On March 7, 2017, Wikileaks released the first in a series of leaks that they claim are documents from or pertaining to the U.S. Central Intelligence Agency (CIA). The leaks contain many “zero-day” exploits discovered by the CIA. A zero-day exploit is a flaw in the code that the manufacturer is unaware of upon their product’s release that allows malicious actors a way to take advantage of the program. According to Wikileaks, they have discovered “weaponized exploits against a wide range of U.S. and European company products, include Apple’s iPhone, Google’s Android and Microsoft’s Windows and even Samsung TVs, which are turned into covert microphones.”
The first thought that came to my mind when reading the multiple reports of the severity of the leaks was, why hadn’t our government alerted the manufacturer of the discovered exploit to fix the problem? The issue comes down to two moral poles, protecting the public’s privacy and protecting the public’s safety. For instance, the CIA using the weaponized exploits to gain intelligence breaks U.S. privacy laws. Beyond that, as reported by Vindu Goel and Nick Wingfield, President Obama promised tech companies that the government would release discovered exploits to tech companies to ease tensions after the Snowden leaks.
If the government were to discover a faulty airbag system, we would expect the government to alert the public and mandate a corrective action due to public safety concerns. Why would we not demand the same disclosure of discovered security and privacy concerns in the digital realm?
This issue becomes all the more serious if you realize that there are many more actors, some of them malicious, out there trying to find such exploits.
— Edward Snowden (@Snowden) March 11, 2017
In a recent paper, titled Taking Stock: Estimating Vulnerability Rediscovery by Trey Herr and Bruce Schneier of Harvard University, they break down, for the first time, the statistical probability of multiple actors discovering the same exploit. Additionally, they purport the longer an exploit exists, the more likely that it will be discovered. The study concludes that “one in five vulnerabilities are rediscovered, and overall the rate is higher than 10%.” Wouldn’t you want your government to step in and mitigate an issue they have knowledge of, given the greater than 10% likelihood someone else could use the same knowledge against you?
This heightens the moral conundrum the intelligence community faces because even though they can use vulnerabilities to their advantage (in doing so breaking laws and promises), so can other malicious actors.

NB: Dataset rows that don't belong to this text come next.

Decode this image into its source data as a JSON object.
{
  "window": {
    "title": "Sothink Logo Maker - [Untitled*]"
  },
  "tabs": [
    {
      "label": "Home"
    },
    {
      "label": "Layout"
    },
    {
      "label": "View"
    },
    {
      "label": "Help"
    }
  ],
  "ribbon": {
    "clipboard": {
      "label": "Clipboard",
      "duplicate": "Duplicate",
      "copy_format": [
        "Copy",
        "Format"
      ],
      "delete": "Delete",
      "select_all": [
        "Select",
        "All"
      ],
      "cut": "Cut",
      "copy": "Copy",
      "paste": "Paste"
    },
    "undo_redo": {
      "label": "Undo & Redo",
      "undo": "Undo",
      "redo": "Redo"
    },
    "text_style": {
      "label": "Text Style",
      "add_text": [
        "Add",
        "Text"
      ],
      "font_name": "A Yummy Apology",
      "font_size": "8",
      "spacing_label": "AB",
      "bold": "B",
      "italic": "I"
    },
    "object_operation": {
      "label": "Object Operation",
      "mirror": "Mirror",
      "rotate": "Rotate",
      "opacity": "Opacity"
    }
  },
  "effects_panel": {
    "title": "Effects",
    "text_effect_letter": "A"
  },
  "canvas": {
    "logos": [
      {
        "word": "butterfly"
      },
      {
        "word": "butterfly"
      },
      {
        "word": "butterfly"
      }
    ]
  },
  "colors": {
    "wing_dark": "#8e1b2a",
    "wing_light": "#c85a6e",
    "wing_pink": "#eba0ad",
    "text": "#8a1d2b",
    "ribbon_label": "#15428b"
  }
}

Now there is data to back that up.
Even though many US officials have called Wikileaks an arm of the Russian government, it is them, not our own government, that has stated they want to work with tech companies to mitigate exploits and strengthen their products’ security. Julian Assange, in an online press conference, stated:
Wikileaks does have a position – we want to secure communications technology because without secure communications technology journalists are not able to effectively hold the state to account…Apple and Dell and so on are all based in the United States where it’s understood that the u.s. government is breaching previous promises that is [sic] made which is to tell [US] industry about these vulnerabilities – then it starts to look like that the u.s. government and US industry is in cahoots and then you can’t trust any exports from United States…We have decided to work with [the tech companies], to give them some exclusive access to some of the technical details we have, so that fixes can be pushed out.
Wikileaks has yet again put the U.S. government in a moral dilemma. Do they honor the laws and promises made to the American people and U.S.-led companies, or do they continue to use damaging information and lie to the American people for its perceived benefit?